This work presents a detailed description of a bonding zone of explosively welded Ti/steel clads subjected to stress relief annealing, applied in order to improve the plasticity of the final product. The typical joint formed by the welding process possesses a characteristic wavy interface with melted regions observed mainly at the crest regions of waves. The interface of Ti/steel clads before and after annealing was previously investigated mostly in respect to the melted regions. Here, a sharp interface between the waves was analyzed in detail. The obtained results indicate that the microstructure of a transition zone of that area is different along the width.

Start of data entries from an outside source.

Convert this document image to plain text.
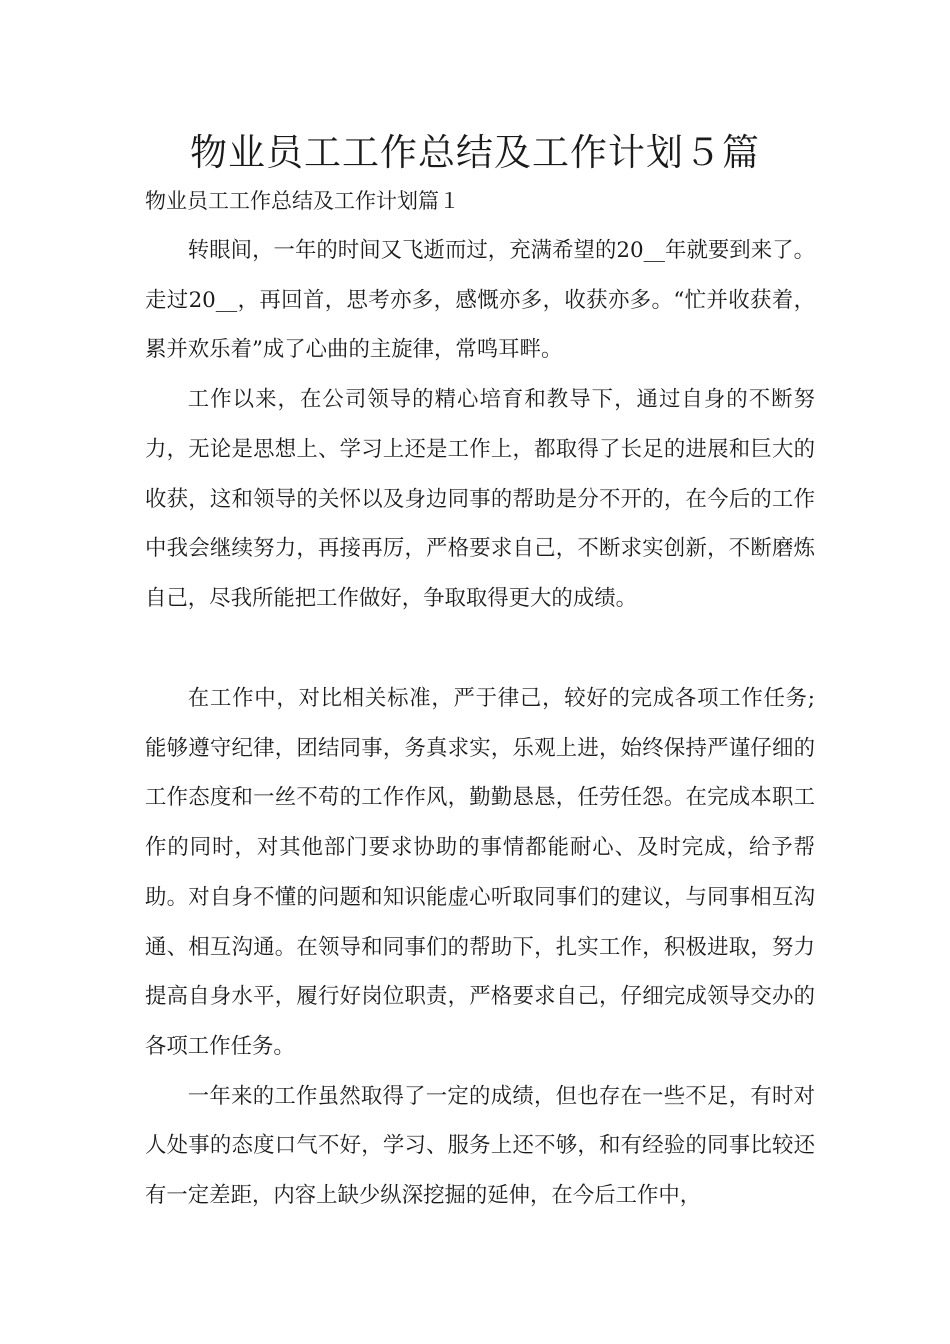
物业员工工作总结及工作计划５篇
物业员工工作总结及工作计划篇１

转眼间，一年的时间又飞逝而过，充满希望的20__年就要到来了。走过20__，再回首，思考亦多，感慨亦多，收获亦多。“忙并收获着，累并欢乐着”成了心曲的主旋律，常鸣耳畔。

工作以来，在公司领导的精心培育和教导下，通过自身的不断努力，无论是思想上、学习上还是工作上，都取得了长足的进展和巨大的收获，这和领导的关怀以及身边同事的帮助是分不开的，在今后的工作中我会继续努力，再接再厉，严格要求自己，不断求实创新，不断磨炼自己，尽我所能把工作做好，争取取得更大的成绩。

在工作中，对比相关标准，严于律己，较好的完成各项工作任务;能够遵守纪律，团结同事，务真求实，乐观上进，始终保持严谨仔细的工作态度和一丝不苟的工作作风，勤勤恳恳，任劳任怨。在完成本职工作的同时，对其他部门要求协助的事情都能耐心、及时完成，给予帮助。对自身不懂的问题和知识能虚心听取同事们的建议，与同事相互沟通、相互沟通。在领导和同事们的帮助下，扎实工作，积极进取，努力提高自身水平，履行好岗位职责，严格要求自己，仔细完成领导交办的各项工作任务。

一年来的工作虽然取得了一定的成绩，但也存在一些不足，有时对人处事的态度口气不好，学习、服务上还不够，和有经验的同事比较还有一定差距，内容上缺少纵深挖掘的延伸，在今后工作中，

After the heat treatment at 600 °C for 1.5 hours, titanium carbide (TiC) together with α-Fe phase forms at the interface in local areas of relatively wide interlayer (~ 1 µm), while for most of the sharp interface, a much thinner zone up to about 400 nm, formed by four sublayers containing intermetallic phase and carbides, is present. This confirms that carbon diffusion induced by applied heat treatment significantly influences the final microstructure of the Ti/steel interface zone. Side bending tests confirmed high plasticity of welds after applied heat treatment; however, the microhardness measurements indicated that the strengthening of the steel in the vicinity of the interface had not been removed completely.

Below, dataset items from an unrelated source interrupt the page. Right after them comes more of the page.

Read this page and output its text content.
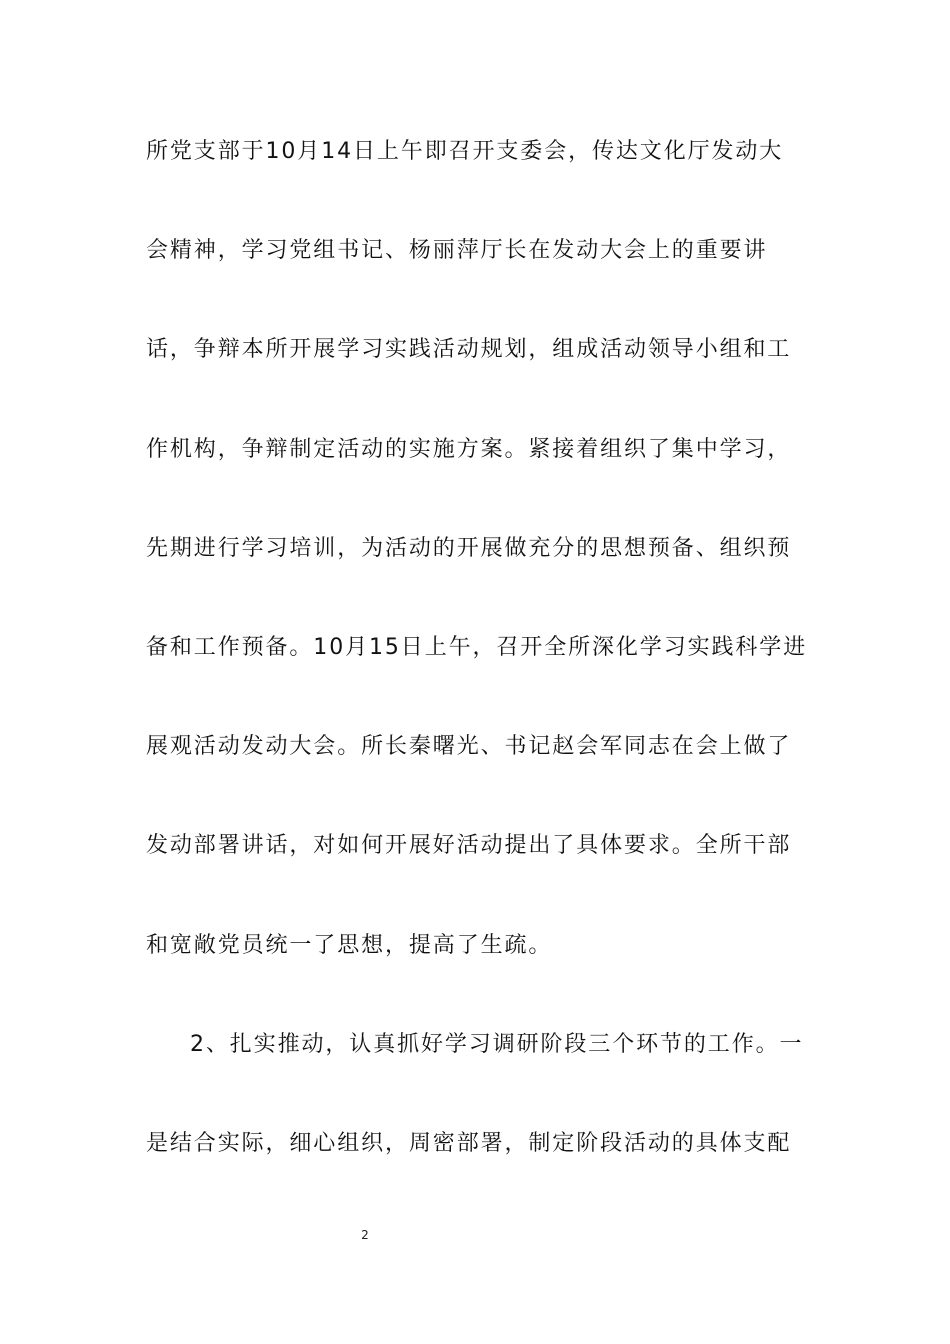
所党支部于10月14日上午即召开支委会，传达文化厅发动大
会精神，学习党组书记、杨丽萍厅长在发动大会上的重要讲
话，争辩本所开展学习实践活动规划，组成活动领导小组和工
作机构，争辩制定活动的实施方案。紧接着组织了集中学习，
先期进行学习培训，为活动的开展做充分的思想预备、组织预
备和工作预备。10月15日上午，召开全所深化学习实践科学进
展观活动发动大会。所长秦曙光、书记赵会军同志在会上做了
发动部署讲话，对如何开展好活动提出了具体要求。全所干部
和宽敞党员统一了思想，提高了生疏。
2、扎实推动，认真抓好学习调研阶段三个环节的工作。一
是结合实际，细心组织，周密部署，制定阶段活动的具体支配
2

这项工作详细描述了爆炸性焊接的Ti /钢包层的结合区，该区经过了应力消除退火处理，以改善最终产品的可塑性。通过焊接工艺形成的典型接头具有特征性的波状界面，其熔融区域主要在波浪的波峰区域观察到。以前，主要针对熔化区域研究了退火前后的Ti /钢熔覆层的界面。在此，详细分析了波之间的尖锐界面。获得的结果表明，该区域的过渡区的微观结构沿宽度方向是不同的。在600°C下热处理1.5小时后，碳化钛（TiC）与α-Fe相的形式在相对宽的中间层（〜1局部区域的界面 μ米），而对于最尖锐的界面的，薄得多的区高达约400nm，通过含有金属间相和碳化物4子层形成的，是当下。这证实了通过施加的热处理引起的碳扩散会显着影响Ti /钢界面区的最终微观结构。侧面弯曲测试证实，在施加热处理后，焊缝具有很高的可塑性；然而，显微硬度测量表明，界面附近的钢的强化尚未完全消除。